30 of 34 Clarence Williams III
Tony nominee Clarence Williams was the son of musician Clarence “Clay” Williams Jr. and the grandson of legendary jazz/blues composer and pianist Clarence Williams. After two years as a paratrooper in C Company, 506th Infantry, of the 101st Airborne Division, Williams began to pursue acting, making his Broadway debut in 1960 in The Long Dream, based on a Richard Wright novel. Williams is perhaps best remembered as one-third of the titular trio of undercover cops on the 1960s TV drama The Mod Squad, but his was a prolific career that saw him amass more than 100 combined credits on stage, screen and television.
31 of 34 Norman Lloyd
Norman Lloyd’s remarkable career spanned more than 90 years, as he enjoyed success on the legitimate stage, radio, television and motion pictures as an actor, a director and a producer. In motion pictures, he worked with such giants of the cinema as Orson Welles, Alfred Hitchcock, Charlie Chaplin, Jean Renoir and Martin Scorsese, to name just a few, and in television he was involved with such successful series as Alfred Hithcock Presents and St. Elsewhere.
32 of 34 Eric Carle
Eric Carle was a very popular and influential children’s book illustrator and author. His first book, Brown Bear, Brown Bear, What Do You See?, a collaboration with Bill Martin Jr., was a best-seller. The Very Hungry Caterpillar, which he wrote and illustrated in 1969, has been translated into more than 65 languages and sold more than 50 million copies. In all, Carle illustrated more than 70 books, the majority of which he also wrote, and he sold more than 145 million books worldwide. In 2003, he was awarded what is now called the Children’s Literature Legacy Award by the American Library Association.
A member of the Pro Football Hall of Fame as a coach, NFL legend John Madden compiled a career winning percentage of .759, the best in league history for those who coached 100 games or more. He led the then-Oakland Raiders to a Super Bowl XI win over the Minnesota Vikings to close out the 1976 season.
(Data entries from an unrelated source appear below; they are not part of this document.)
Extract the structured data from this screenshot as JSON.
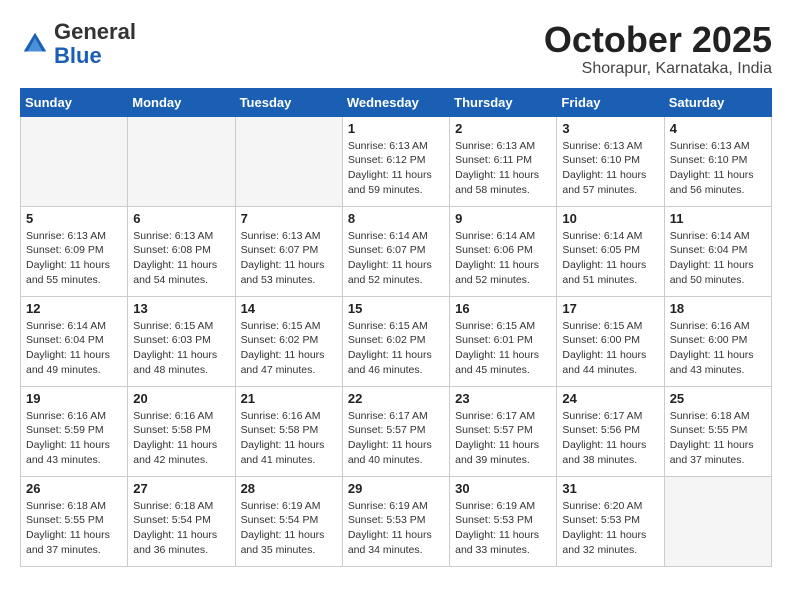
{
  "header": {
    "logo_line1": "General",
    "logo_line2": "Blue",
    "month_title": "October 2025",
    "location": "Shorapur, Karnataka, India"
  },
  "weekdays": [
    "Sunday",
    "Monday",
    "Tuesday",
    "Wednesday",
    "Thursday",
    "Friday",
    "Saturday"
  ],
  "weeks": [
    [
      {
        "day": "",
        "empty": true
      },
      {
        "day": "",
        "empty": true
      },
      {
        "day": "",
        "empty": true
      },
      {
        "day": "1",
        "sunrise": "6:13 AM",
        "sunset": "6:12 PM",
        "daylight": "11 hours and 59 minutes."
      },
      {
        "day": "2",
        "sunrise": "6:13 AM",
        "sunset": "6:11 PM",
        "daylight": "11 hours and 58 minutes."
      },
      {
        "day": "3",
        "sunrise": "6:13 AM",
        "sunset": "6:10 PM",
        "daylight": "11 hours and 57 minutes."
      },
      {
        "day": "4",
        "sunrise": "6:13 AM",
        "sunset": "6:10 PM",
        "daylight": "11 hours and 56 minutes."
      }
    ],
    [
      {
        "day": "5",
        "sunrise": "6:13 AM",
        "sunset": "6:09 PM",
        "daylight": "11 hours and 55 minutes."
      },
      {
        "day": "6",
        "sunrise": "6:13 AM",
        "sunset": "6:08 PM",
        "daylight": "11 hours and 54 minutes."
      },
      {
        "day": "7",
        "sunrise": "6:13 AM",
        "sunset": "6:07 PM",
        "daylight": "11 hours and 53 minutes."
      },
      {
        "day": "8",
        "sunrise": "6:14 AM",
        "sunset": "6:07 PM",
        "daylight": "11 hours and 52 minutes."
      },
      {
        "day": "9",
        "sunrise": "6:14 AM",
        "sunset": "6:06 PM",
        "daylight": "11 hours and 52 minutes."
      },
      {
        "day": "10",
        "sunrise": "6:14 AM",
        "sunset": "6:05 PM",
        "daylight": "11 hours and 51 minutes."
      },
      {
        "day": "11",
        "sunrise": "6:14 AM",
        "sunset": "6:04 PM",
        "daylight": "11 hours and 50 minutes."
      }
    ],
    [
      {
        "day": "12",
        "sunrise": "6:14 AM",
        "sunset": "6:04 PM",
        "daylight": "11 hours and 49 minutes."
      },
      {
        "day": "13",
        "sunrise": "6:15 AM",
        "sunset": "6:03 PM",
        "daylight": "11 hours and 48 minutes."
      },
      {
        "day": "14",
        "sunrise": "6:15 AM",
        "sunset": "6:02 PM",
        "daylight": "11 hours and 47 minutes."
      },
      {
        "day": "15",
        "sunrise": "6:15 AM",
        "sunset": "6:02 PM",
        "daylight": "11 hours and 46 minutes."
      },
      {
        "day": "16",
        "sunrise": "6:15 AM",
        "sunset": "6:01 PM",
        "daylight": "11 hours and 45 minutes."
      },
      {
        "day": "17",
        "sunrise": "6:15 AM",
        "sunset": "6:00 PM",
        "daylight": "11 hours and 44 minutes."
      },
      {
        "day": "18",
        "sunrise": "6:16 AM",
        "sunset": "6:00 PM",
        "daylight": "11 hours and 43 minutes."
      }
    ],
    [
      {
        "day": "19",
        "sunrise": "6:16 AM",
        "sunset": "5:59 PM",
        "daylight": "11 hours and 43 minutes."
      },
      {
        "day": "20",
        "sunrise": "6:16 AM",
        "sunset": "5:58 PM",
        "daylight": "11 hours and 42 minutes."
      },
      {
        "day": "21",
        "sunrise": "6:16 AM",
        "sunset": "5:58 PM",
        "daylight": "11 hours and 41 minutes."
      },
      {
        "day": "22",
        "sunrise": "6:17 AM",
        "sunset": "5:57 PM",
        "daylight": "11 hours and 40 minutes."
      },
      {
        "day": "23",
        "sunrise": "6:17 AM",
        "sunset": "5:57 PM",
        "daylight": "11 hours and 39 minutes."
      },
      {
        "day": "24",
        "sunrise": "6:17 AM",
        "sunset": "5:56 PM",
        "daylight": "11 hours and 38 minutes."
      },
      {
        "day": "25",
        "sunrise": "6:18 AM",
        "sunset": "5:55 PM",
        "daylight": "11 hours and 37 minutes."
      }
    ],
    [
      {
        "day": "26",
        "sunrise": "6:18 AM",
        "sunset": "5:55 PM",
        "daylight": "11 hours and 37 minutes."
      },
      {
        "day": "27",
        "sunrise": "6:18 AM",
        "sunset": "5:54 PM",
        "daylight": "11 hours and 36 minutes."
      },
      {
        "day": "28",
        "sunrise": "6:19 AM",
        "sunset": "5:54 PM",
        "daylight": "11 hours and 35 minutes."
      },
      {
        "day": "29",
        "sunrise": "6:19 AM",
        "sunset": "5:53 PM",
        "daylight": "11 hours and 34 minutes."
      },
      {
        "day": "30",
        "sunrise": "6:19 AM",
        "sunset": "5:53 PM",
        "daylight": "11 hours and 33 minutes."
      },
      {
        "day": "31",
        "sunrise": "6:20 AM",
        "sunset": "5:53 PM",
        "daylight": "11 hours and 32 minutes."
      },
      {
        "day": "",
        "empty": true
      }
    ]
  ]
}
A year later, he left coaching to become one of the most admired and accomplished television analysts in the history of the NFL, a position he held for three decades. He’ll also be remembered for the venerable and very popular video game that bears his name, EA Sports’ “Madden NFL.”
34 of 34 Michael Nesmith
Michael Nesmith will, of course, always be best remembered as a member of the immensely popular pop band the Monkees, but he was quite accomplished on his own as well. He wrote songs for other artists (Linda Ronstadt and the Stone Poneys had a big hit with his song Different Drum), led an influential country-rock group called the First National Band (their biggest hit was Joanne). He also founded Pacific Arts, a multimedia production company.